Edward Countryman, historian of the American Revolution, observed "Leaders are nothing ... without followers. Neither the colonial elite nor the Sons of Liberty could have done anything serious about British policy without enormous popular support."

The dance of democracy requires both strong leaders and strong popular support. As Americans, our patrimony is not to be dumb worshipful, childlike followers of leaders who know what is best for us, but to be adult sons and daughters of liberty -- grown-up, independent, responsible persons, capable of reason and judgment -- who can be equal partners in the complex dance of self-governance.

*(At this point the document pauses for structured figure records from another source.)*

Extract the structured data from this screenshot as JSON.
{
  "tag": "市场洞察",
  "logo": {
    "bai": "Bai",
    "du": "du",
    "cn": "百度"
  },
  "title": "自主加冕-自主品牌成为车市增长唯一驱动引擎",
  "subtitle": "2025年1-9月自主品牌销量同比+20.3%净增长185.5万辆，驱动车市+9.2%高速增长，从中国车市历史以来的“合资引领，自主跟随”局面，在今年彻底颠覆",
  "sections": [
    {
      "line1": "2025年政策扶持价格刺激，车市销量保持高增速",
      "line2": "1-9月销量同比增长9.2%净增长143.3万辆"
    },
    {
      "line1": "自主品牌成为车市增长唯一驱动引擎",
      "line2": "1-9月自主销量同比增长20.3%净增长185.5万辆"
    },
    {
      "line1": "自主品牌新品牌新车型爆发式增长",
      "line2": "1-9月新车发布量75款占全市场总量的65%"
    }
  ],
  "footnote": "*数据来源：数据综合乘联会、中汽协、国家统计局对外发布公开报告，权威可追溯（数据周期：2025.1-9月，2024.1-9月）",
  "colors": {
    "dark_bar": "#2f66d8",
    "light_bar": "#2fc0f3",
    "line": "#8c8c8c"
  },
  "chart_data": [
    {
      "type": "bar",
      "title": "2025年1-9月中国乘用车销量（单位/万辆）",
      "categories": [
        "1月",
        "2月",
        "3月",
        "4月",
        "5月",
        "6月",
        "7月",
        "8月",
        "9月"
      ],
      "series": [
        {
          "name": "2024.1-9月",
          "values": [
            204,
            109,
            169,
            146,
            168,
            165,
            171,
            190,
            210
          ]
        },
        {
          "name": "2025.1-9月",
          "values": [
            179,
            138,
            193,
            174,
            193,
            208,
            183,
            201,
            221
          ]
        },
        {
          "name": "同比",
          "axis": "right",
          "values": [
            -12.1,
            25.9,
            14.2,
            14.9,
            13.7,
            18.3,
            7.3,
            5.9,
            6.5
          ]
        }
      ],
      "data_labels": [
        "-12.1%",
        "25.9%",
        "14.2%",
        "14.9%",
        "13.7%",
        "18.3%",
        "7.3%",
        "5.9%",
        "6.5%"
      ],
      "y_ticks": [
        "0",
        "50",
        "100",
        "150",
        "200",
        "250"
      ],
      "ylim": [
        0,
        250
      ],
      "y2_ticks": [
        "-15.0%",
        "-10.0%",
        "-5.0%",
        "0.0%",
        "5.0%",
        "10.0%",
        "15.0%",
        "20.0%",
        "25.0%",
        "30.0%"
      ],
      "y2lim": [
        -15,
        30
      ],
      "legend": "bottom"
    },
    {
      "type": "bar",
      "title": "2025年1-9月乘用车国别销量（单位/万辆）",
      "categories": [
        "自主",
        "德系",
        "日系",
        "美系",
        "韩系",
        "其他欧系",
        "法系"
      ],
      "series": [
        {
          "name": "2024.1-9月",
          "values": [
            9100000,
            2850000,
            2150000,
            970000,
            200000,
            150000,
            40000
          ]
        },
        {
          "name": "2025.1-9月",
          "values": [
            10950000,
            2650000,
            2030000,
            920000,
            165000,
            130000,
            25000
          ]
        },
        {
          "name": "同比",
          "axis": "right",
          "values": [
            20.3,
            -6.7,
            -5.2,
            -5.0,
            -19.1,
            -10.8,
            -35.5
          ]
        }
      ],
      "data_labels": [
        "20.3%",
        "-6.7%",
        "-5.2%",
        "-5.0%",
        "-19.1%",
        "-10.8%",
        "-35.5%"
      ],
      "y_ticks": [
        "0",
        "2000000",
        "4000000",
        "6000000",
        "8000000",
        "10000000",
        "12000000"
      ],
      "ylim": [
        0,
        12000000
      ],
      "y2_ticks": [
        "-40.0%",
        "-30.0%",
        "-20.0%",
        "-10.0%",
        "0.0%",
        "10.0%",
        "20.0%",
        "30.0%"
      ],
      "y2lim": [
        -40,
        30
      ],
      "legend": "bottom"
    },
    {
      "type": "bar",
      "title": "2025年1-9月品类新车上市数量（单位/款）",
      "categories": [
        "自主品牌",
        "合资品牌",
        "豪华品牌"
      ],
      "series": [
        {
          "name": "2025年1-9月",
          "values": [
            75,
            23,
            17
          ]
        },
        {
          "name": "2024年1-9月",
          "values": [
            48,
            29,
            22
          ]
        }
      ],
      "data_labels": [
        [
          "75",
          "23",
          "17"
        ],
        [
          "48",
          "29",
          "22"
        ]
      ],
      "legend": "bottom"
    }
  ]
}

How do we do it? First, we need to stop seeing candidates in terms of non-negotiable binary oppositions, either all good or all bad. Candidates are human, like the rest of us. Rather than scoring candidates by their past words and deeds and selecting a winner, it is better to examine how they respond to new ideas and criticism, how they question themselves and listen to questions of constituents, how they handle power and use force, and how they promote trust and respect in communities at every level.

We should stop complaining about what candidates are or aren't saying or doing. Instead, tell candidates what you need, what you want, what you think is important and what you expect. Keep reminding them of the principles you consider fundamental, the tunes you want to dance to. Don't lose your chance to dance over a single issue. Note that Dennis Kucinich recently recognized that the anti-war stance he hoped would be a plank in the Democratic party platform didn't have a large enough constituency to be adopted. But Kucinich has neither given up on opposing war, nor withdrawn his support for Kerry.

Finally, one question I hear in many forms these days is about how and how much a particular candidate "cares about people". It's a pretty basic question, that goes right to the heart of the democratic experiment. People matter. Constituents matter. Leaders who value "them what brung" them matter.

The dance of democracy matters. And We-the-People must call the tunes.